Metin AKOĞLU
Ahlak çöküntüsü!
Yarın 30 günlük Ramazan ayı başlıyor. Alabilen var, alamayanlar var demeksizin televizyon kanallarında pastırma, sucuk reklamları, gün boyu şefler nezaretinde saray yemekleri tarifleri, ballandıra ballandıra anlatılacak. İnsanların gözlerinin içine sokarcasına ve vahşice yapacaklarına hiç şüphem yoktur. Bu hep böyle olmuştur…
Arada eşitlik, paylaşma, veren el-alan el muhabbetleri olacak, akşam -sabah televizyonlarda siyasiler ve hocalar çıkıp kul hakkından bahsedecekler, kul hakkı yemenin günahından bahsedecekler ama hesap sormanın Allah’ın işi olduğundan dem vuracaklar. Hesap, sadece Yüce Allah’a verilir diyerek ahkâm kesecekler!
Ekonomik sorunlarımız vardı, salgın ile birlikte zirve yaptı. Gelirler düştü; işsizlik patladı. Toplum farkında olmadan dönüştürüldü. Korku ile birlikte yaşamak kaderimiz oldu. Bu toplum buraya nereden ve nasıl geldi?
Toplum cinnet geçiriyor!
Hırsızlık, gasp olayları sıradanlaşmış.
Her gün 3-4 kadın cinayeti işleniyor bu ülkede;
Devletin koruması altındaki çocuklar, yurtlarda ve cezaevlerinde istismara uğradı bu ülkede;
Her gün körpecik bedenler, istismara uğrayıp parçalanıp gömülüyor bu topraklarda;
Öz kızıyla yaşayanlar, geliniyle yaşayanlar gibi utanç duyulacak işler marifetmiş gibi manşetlere alınıyor.
Evini terk eden genç kız ve kadınlar için Esra Erol ve Didem Yılmaz televizyon kanalarında programlar yapıyorlar. Kayıp-kaçak kız/kadınların, uyuşturucu ve kadın tacirlerinin acımasızca kazanç kapıları haline getirilme hikâyeleri var.

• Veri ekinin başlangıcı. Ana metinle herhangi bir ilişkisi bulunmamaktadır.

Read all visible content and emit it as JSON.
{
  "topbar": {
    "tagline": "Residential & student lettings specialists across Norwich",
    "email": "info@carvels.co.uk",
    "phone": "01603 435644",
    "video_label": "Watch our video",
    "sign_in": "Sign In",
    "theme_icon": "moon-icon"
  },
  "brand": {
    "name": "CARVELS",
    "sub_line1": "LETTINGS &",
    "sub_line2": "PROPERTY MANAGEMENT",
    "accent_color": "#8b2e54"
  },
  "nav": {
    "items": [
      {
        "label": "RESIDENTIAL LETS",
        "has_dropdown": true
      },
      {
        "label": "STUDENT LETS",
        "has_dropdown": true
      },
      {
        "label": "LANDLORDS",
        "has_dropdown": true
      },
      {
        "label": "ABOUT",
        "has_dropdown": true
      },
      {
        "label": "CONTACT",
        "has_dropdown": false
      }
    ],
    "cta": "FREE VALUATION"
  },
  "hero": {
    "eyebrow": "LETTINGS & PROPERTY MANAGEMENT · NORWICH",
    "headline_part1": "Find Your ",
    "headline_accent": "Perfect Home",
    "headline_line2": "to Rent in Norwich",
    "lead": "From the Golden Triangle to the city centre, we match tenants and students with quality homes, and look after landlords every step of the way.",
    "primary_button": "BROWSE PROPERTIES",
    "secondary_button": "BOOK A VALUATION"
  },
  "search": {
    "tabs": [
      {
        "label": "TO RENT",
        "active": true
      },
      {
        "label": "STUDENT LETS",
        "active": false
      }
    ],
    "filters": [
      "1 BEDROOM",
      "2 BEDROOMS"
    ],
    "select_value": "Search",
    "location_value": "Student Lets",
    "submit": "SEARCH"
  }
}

Yakın geçmişte yapılan bir seçim yaşanırken yapılan atraksiyonlar için “tövbe istiğfar edeceğiz” diyen siyasi yetkililer gördük biz;
Yapılan birçok yerleştirme ve seçme sınavlarında, en iyi Müslüman biziz diyen malum çeteler soruları çaldılar. Devletin gözetiminde üstünlük sağlatılanlar, masum insanların haklarını yediler.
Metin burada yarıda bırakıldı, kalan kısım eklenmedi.